The suspects are accused of injecting JavaScript sniffers, also known as web skimmers, into websites to intercept information entered by the site visitors. The suspects allegedly used the stolen payment card details to purchase electronic and luxury items and resell them at a profit.

While the Indonesian police (Google Translate) said the three were responsible for attacks on 12 online stores, researchers at Sanguine Security linked the group to attacks against 571 websites, 27 of which remain infected. The team connected the various attacks using a message left in the skimming code.

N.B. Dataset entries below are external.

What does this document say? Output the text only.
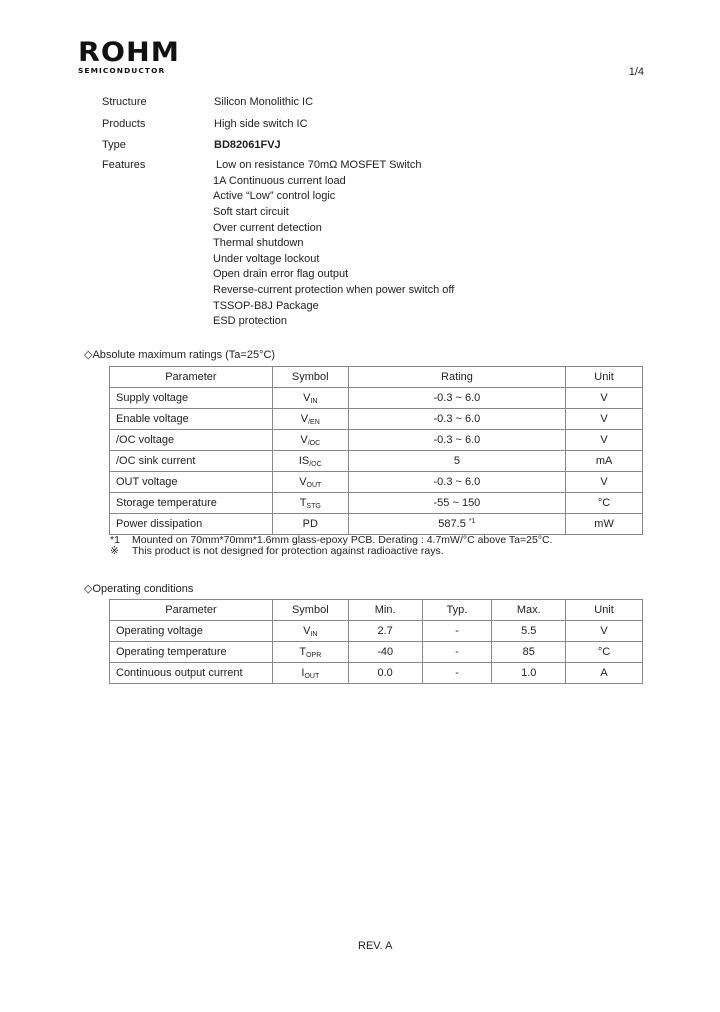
ROHM
SEMICONDUCTOR	1/4
Structure	Silicon Monolithic IC
Products	High side switch IC
Type	BD82061FVJ
Features	Low on resistance 70mΩ MOSFET Switch
1A Continuous current load
Active “Low” control logic
Soft start circuit
Over current detection
Thermal shutdown
Under voltage lockout
Open drain error flag output
Reverse-current protection when power switch off
TSSOP-B8J Package
ESD protection
◇Absolute maximum ratings (Ta=25°C)
Parameter	Symbol	Rating	Unit
Supply voltage	$V_{IN}$	-0.3 ~ 6.0	V
Enable voltage	$V_{/EN}$	-0.3 ~ 6.0	V
/OC voltage	$V_{/OC}$	-0.3 ~ 6.0	V
/OC sink current	$IS_{/OC}$	5	mA
OUT voltage	$V_{OUT}$	-0.3 ~ 6.0	V
Storage temperature	$T_{STG}$	-55 ~ 150	°C
Power dissipation	PD	587.5 $^{*1}$	mW
*1 Mounted on 70mm*70mm*1.6mm glass-epoxy PCB. Derating : 4.7mW/°C above Ta=25°C.
※ This product is not designed for protection against radioactive rays.
◇Operating conditions
Parameter	Symbol	Min.	Typ.	Max.	Unit
Operating voltage	$V_{IN}$	2.7	-	5.5	V
Operating temperature	$T_{OPR}$	-40	-	85	°C
Continuous output current	$I_{OUT}$	0.0	-	1.0	A
REV. A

"Sanguine Security has been tracking the activity of this group for several years and has identified not 12 but 571 hacks by the same individuals," Sanguine Security said.

Sanguine Security also identified the suspects as being part of the Magecart family because the malware used in their attacks communicated with the magecart.net domain.

Magecart has been used against a large number of high-profile targets over the last few years. A Flashpoint-RiskIQ study said Magecart applied to an umbrella of seven separate groups, of varying degrees of sophistication, that used JavaScript sniffer malware against e-commerce sites. Some groups run highly targeted and extremely sophisticated Magecart campaigns, while others cast a simpler, wider, net.

The arrests likely won’t put a dent in the wave of Magecart infections as there are several other groups using the malware. The Indoensian group is believed to be responsible for just 1 percent of all Magecart incidents detected since 2017 by Sanguine Security. The company also believes that other members of this particular group could still be at large as there have been new attacks using the same attack code since December.

“However, they [Indonesian suspects] were responsible for just 1% of all Magecart incidents since 2018 and should be considered small catch,” Sanguine Security wrote.

Sanguine Security did not link the Indonesian group to specific Magecart victims, nor was there any indication about the group’s sophistication. Indonesian police said this group bought the malware from a criminal forum and used VPN services to cover their tracks when connecting to the attack infrastructure, Cyberthreat.id (Google Translate) reported.

The sniffer allegedly used by the suspects is also tracked as GetBilling by Russian cybersecurity firm Group-IB, which provided Interpol and the Indonesian Police with forensics support. According to Group-IB, GetBilling infected almost 200 websites in Indonesia, Australia, and parts of Europe, United States, and South America. The investigation into the group’s activities is still ongoing, so other attacks may be uncovered at a later date. The group also used stolen payment cards to pay for hosting services and other part of the infrastructure hosting their attack campaigns, Group-IB said.

Group-IB Cyber Investigations team determined that some of the GetBilling's infrastructure was located in Indonesia," the company said in a press release today. "Upon discovery of this information, INTERPOL's ASEAN Desk promptly notified Indonesian cyber police.

Neither Group-IB nor Interpol directly linked the suspects to Magecart in their statements.